Microcosmos recently screened at The Broad as part of their weekly Gap Tooth repertory series, with a fully engaged audience making their own audible insectoid rustlings in reaction to every microstruggle depicted onscreen. After a clueless dung beetle spent minutes freeing its little bolder from an errant stick in the mud, the room burst into spontaneous applause. Personally, I only spent half the screening marveling at the majesty of nature’s smallest wonders; I spent the other half thinking about how every species of insect deserves to be blown up to kaiju scale in its own standalone creature feature, an experience the packed house was already gifting to the latecomers in the front row.
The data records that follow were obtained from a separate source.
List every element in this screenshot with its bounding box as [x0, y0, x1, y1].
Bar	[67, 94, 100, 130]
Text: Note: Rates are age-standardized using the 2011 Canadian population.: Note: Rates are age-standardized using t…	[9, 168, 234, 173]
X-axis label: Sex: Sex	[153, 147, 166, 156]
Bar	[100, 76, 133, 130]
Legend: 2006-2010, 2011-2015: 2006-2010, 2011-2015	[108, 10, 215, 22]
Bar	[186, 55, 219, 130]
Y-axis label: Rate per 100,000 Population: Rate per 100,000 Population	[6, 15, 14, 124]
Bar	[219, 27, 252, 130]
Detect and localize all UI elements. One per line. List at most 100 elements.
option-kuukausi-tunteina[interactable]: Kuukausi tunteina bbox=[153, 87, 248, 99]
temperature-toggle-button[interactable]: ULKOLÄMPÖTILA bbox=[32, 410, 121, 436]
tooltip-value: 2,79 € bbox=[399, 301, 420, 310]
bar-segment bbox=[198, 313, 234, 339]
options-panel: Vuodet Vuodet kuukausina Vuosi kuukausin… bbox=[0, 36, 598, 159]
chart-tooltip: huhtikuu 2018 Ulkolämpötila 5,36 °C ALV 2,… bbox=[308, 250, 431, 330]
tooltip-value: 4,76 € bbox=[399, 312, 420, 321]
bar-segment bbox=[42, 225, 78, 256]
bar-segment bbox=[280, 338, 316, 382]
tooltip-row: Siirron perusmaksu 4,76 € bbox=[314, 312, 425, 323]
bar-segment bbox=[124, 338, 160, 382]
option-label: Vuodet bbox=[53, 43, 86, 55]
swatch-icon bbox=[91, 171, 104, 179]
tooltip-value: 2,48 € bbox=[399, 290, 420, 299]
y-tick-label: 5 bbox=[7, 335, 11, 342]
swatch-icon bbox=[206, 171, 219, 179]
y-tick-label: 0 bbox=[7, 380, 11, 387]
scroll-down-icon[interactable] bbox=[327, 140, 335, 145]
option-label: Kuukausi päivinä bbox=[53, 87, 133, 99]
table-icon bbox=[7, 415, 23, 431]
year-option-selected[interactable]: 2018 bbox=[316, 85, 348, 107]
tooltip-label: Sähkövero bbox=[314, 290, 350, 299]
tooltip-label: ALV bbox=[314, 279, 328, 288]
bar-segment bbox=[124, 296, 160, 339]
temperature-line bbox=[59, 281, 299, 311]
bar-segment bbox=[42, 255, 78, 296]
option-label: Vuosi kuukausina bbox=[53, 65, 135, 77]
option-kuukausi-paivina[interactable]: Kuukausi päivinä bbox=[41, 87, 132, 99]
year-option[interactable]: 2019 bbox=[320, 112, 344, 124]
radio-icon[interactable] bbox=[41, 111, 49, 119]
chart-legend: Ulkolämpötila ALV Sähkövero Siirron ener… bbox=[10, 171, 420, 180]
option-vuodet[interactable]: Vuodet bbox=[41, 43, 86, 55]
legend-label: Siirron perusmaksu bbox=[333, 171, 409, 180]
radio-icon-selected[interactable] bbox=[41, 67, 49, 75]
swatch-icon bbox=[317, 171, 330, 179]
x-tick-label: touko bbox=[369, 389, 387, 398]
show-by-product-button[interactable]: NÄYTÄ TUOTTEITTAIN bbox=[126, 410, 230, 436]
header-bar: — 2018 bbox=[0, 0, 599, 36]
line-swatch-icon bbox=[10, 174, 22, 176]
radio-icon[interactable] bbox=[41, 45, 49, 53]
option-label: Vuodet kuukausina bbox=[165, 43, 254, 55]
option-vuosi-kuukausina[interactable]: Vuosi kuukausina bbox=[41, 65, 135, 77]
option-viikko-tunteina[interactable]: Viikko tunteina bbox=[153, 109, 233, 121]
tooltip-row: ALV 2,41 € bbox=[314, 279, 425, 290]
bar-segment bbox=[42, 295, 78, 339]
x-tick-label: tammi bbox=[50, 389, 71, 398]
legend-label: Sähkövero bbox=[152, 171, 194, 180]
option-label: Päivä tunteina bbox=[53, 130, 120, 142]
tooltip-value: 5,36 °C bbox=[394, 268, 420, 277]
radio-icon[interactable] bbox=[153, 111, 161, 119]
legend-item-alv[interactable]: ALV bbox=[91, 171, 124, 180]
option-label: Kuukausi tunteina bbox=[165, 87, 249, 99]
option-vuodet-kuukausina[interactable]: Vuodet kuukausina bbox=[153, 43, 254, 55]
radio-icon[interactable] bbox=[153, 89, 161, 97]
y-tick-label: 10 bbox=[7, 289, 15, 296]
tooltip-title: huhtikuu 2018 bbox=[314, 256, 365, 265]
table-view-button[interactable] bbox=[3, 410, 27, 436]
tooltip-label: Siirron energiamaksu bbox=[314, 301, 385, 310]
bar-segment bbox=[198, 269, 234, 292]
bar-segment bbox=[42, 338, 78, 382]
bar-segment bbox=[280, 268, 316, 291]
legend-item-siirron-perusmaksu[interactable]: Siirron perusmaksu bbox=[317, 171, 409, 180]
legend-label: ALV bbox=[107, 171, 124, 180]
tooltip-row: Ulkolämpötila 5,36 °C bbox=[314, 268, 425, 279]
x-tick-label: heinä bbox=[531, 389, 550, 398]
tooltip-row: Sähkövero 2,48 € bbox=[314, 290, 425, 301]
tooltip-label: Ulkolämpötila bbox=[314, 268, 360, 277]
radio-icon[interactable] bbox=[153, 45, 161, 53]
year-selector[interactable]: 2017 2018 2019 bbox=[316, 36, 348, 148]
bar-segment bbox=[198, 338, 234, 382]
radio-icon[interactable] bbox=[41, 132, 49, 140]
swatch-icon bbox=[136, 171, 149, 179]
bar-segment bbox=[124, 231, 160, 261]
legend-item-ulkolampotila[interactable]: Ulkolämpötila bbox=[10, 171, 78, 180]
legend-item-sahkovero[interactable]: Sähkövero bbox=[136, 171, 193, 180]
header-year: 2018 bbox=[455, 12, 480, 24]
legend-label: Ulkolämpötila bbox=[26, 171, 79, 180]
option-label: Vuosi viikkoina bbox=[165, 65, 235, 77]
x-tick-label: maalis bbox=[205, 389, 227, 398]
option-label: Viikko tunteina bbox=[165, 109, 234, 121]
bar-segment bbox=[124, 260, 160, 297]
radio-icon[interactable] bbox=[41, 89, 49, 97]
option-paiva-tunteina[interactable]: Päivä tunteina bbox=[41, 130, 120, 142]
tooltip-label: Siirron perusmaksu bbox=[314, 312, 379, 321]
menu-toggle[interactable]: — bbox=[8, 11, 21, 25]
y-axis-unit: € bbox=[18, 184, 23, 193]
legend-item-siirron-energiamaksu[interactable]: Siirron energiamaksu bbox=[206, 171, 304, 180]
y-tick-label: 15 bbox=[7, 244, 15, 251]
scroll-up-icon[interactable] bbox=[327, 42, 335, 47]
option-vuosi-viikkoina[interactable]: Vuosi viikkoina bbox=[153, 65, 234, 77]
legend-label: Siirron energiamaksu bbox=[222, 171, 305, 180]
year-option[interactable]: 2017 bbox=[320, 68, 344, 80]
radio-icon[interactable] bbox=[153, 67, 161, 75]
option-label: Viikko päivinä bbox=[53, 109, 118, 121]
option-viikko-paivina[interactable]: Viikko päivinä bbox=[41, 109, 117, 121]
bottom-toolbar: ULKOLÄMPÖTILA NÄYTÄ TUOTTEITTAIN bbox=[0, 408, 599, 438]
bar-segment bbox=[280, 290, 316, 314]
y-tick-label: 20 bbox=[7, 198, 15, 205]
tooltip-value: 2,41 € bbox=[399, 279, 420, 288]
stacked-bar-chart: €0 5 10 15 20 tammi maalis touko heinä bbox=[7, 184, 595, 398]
Access to such a beautiful communal event in my own neighborhood was also a blessing in its own way. It’s funny how access can affect your relationship with cinema. What we’re able to see can be severely limited by cable subscriptions, video store libraries, and geographic proximity, like how I spent repeated nights watching Genesis while most of my friends were watching Planet Earth and we all should have been watching Microcosmos.